There are in fact two gaps that Uila is looking to address, said Kuan. The first is between the application level and the virtual infrastructure, the latter populated with VMware, KVM and Microsoft Hyper-V. The second gap is between that virtual infrastructure and the actual physical infrastructure made up of compute, networking and storage.
Uila doesn’t see itself as APM tool, said Kuan, as it is more focused on assisting people who manage infrastructure. But in a hyper-converged environment, he said it’s critical to be able to look at all three components of the physical infrastructure. Some tools look at networking but not compute and storage, for example. “We don’t see a tool like ours that covers everything.”
Uila’s taps into network packets from virtual switches to understand which virtual machine is serving which application, as well as other details such as application transaction times, said Kuan. “We analyze every packet that goes in and out of each virtual machine.”
The metadata that is collected gets carried over into an information controller and then to Uila’s cloud-based analytics, although customers do have the option of an on-premises deployment model, said Kuan. The infrastructure team is able to see everything together, from the virtual layer to the physical layer. “The visibility from top to bottom is complete.”
In the past, it would be necessary to get a variety of otherwise siloed team members together when issues occurred and applications were slowing down, said Kuan, but now it’s possible to have all information from an application transaction to quickly pinpoint the cause of the problem as well as predict what may happen in the future to support business-level decisions to optimize infrastructure.
Stephen Hendrick, principal analyst for application development and deployment research at Enterprise Strategy Group, said Uila is not the only vendor thinking this way, but it’s one of the first to have a comprehensive offering in what is a crowded and relatively immature market. “In this space, what differentiates the new breed of players from what’s come before is how much continuous data collection is done.”
While many vendors have taken a log-based approach, Uila is very focused on data packets, noted Hendricks, and although the company doesn’t see itself as an APM vendor, he sees its offering falling into that category, adding that vendors who do APM across the entire stack are able to understand a lot about the network too.

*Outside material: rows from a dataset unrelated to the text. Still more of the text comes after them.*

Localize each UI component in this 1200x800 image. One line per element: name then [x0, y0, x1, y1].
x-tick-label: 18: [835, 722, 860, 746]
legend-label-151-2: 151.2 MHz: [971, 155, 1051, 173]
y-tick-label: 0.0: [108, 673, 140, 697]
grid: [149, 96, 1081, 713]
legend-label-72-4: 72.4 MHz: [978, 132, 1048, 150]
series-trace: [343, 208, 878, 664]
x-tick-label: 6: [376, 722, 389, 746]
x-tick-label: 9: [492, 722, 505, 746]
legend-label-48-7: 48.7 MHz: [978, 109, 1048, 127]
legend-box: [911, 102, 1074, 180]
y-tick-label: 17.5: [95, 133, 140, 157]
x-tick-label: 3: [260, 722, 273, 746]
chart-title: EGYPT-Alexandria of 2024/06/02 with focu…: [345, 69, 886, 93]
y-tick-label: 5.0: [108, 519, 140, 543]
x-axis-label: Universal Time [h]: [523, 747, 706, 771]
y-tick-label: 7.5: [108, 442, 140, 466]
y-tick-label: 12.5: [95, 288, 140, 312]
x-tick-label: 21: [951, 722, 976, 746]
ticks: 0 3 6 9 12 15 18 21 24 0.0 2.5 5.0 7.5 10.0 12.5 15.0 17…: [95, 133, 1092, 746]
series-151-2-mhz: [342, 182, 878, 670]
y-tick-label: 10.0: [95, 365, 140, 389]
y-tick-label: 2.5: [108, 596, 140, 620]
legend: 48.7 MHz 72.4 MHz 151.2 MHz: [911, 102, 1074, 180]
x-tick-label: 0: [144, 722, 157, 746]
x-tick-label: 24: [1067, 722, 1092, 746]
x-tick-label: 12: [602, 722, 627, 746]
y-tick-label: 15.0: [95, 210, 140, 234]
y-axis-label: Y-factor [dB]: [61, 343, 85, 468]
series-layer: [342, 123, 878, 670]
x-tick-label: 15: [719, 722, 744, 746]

Hendricks said agent-based APM is hard to implement and is usually done selectively for mission-critical applications. Uila’s agentless approach can look at the performance of all applications. “They do packet-level data collection in real-time and do it in a very comprehensive way,” he said. “Looking at the virtual switches gives them a lot of detail. That’s the secret sauce.”
Having holistic, continuous data collection allows an organization to be more data driven, but it’s not easy to do, said Hendricks. And it’s also very early days for all of the various tools designed to monitor enterprise infrastructure, whether it’s application performance or network behaviour. Down the road, he could see data collection and data analysis as two different disciplines that vendors could specialize in, but for now most are going to purport to offer one-stop shopping.